Es gibt etwa 25 bis 32 Pentaphragma-Arten:[5]
- Pentaphragma acuminatum Airy Shaw: Borneo.[5]
- Pentaphragma albiflorum H.Pearson: Borneo bis Sulawesi.[5]
- Pentaphragma aurantiacum Stapf (Syn.: Pentaphragma grande Ridl.): Borneo bis Palawan.[5]
- Pentaphragma bartlettii Merr.: Sumatra.[5]
- Pentaphragma begoniifolium (Roxb.) G.Don: Südliches Myanmar bis zur nördlichen Malaiischen Halbinsel.[5]
- Pentaphragma bicolor C.W.Lin: Sarawak.[5]
- Pentaphragma combretiflorum Airy Shaw: Natuna-Inseln.[5]
- Pentaphragma cyrtandriforme Airy Shaw: Malaische Halbinsel und Borneo.[5]
- Pentaphragma decurrens Airy Shaw: Sarawak.[5]
- Pentaphragma ellipticum Poulsen: Malaysia und Sumatra.[5]
- Pentaphragma gamopetalum Gagnep.: Vietnam.[5]
- Pentaphragma grandiflorum Kurz: Philippinen bis Neuguinea.[5]
- Pentaphragma honbaense (A.Chev. & Gagnep.) Gagnep.: Vietnam.[5]
- Pentaphragma horsfieldii (Miq.) Airy Shaw: Thailand bis Sumatra und Borneo.[5]
- Pentaphragma insigne Airy Shaw: Sarawak.[5]
- Pentaphragma jaheri Airy Shaw: Zentrales Borneo.[5]
- Pentaphragma lambirense Kiew: Sie wurde 1990 aus Sarawak erstbeschrieben.[6]
- Pentaphragma lanuginosum Airy Shaw: Sula-Inseln.[5]
- Pentaphragma longisepalum Kiew: Sie wurde 1990 aus Sarawak und Sabah erstbeschrieben.[6]
- Pentaphragma mindanaense Merr.: Mindanao.[5]

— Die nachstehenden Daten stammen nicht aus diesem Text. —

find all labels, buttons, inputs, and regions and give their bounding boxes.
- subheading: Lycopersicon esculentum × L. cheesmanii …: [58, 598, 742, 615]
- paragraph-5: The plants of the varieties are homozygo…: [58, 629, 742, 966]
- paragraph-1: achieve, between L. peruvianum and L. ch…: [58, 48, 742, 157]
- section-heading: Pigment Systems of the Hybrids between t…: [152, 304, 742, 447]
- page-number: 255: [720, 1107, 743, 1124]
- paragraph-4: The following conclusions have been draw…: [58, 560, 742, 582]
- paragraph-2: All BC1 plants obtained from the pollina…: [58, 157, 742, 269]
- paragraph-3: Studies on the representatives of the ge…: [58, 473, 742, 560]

- Pentaphragma narathiwatense Poopath & Pooma: Sie wurde 2023 aus der thailändischen Halbinsel erstbeschrieben.[5]
- Pentaphragma paucinerve Quisumb. & Merr.: Luzon.[5]
- Pentaphragma pendulum C.W.Lin: Sie wurde 2016 aus Sarawak erstbeschrieben.[5]
- Pentaphragma platyphyllum Merr.: Philippinen.[5]
- Pentaphragma poilanei (Gagnep.) Gagnep.: Vietnam und südöstliches Thailand.[5]
- Pentaphragma prostratum Kiew: Sie wurde 1990 aus Sarawak erstbeschrieben.[6]
- Pentaphragma sinense Hemsl. & E.H.Wilson (Syn.: Pentaphragma winitii Craib): Südliches Yunnan bis nördliches Indochina.[5]
- Pentaphragma spatulisepalum Airy Shaw: Sarawak.[5]
- Pentaphragma spicatum Merr.: China (südliches Guangxi und Guangdong bis Hainan).[5]
- Pentaphragma tenuiflorum Airy Shaw: Sarawak.[5]
- Pentaphragma tetrapetalum Airy Shaw: Nördliches Borneo.[5]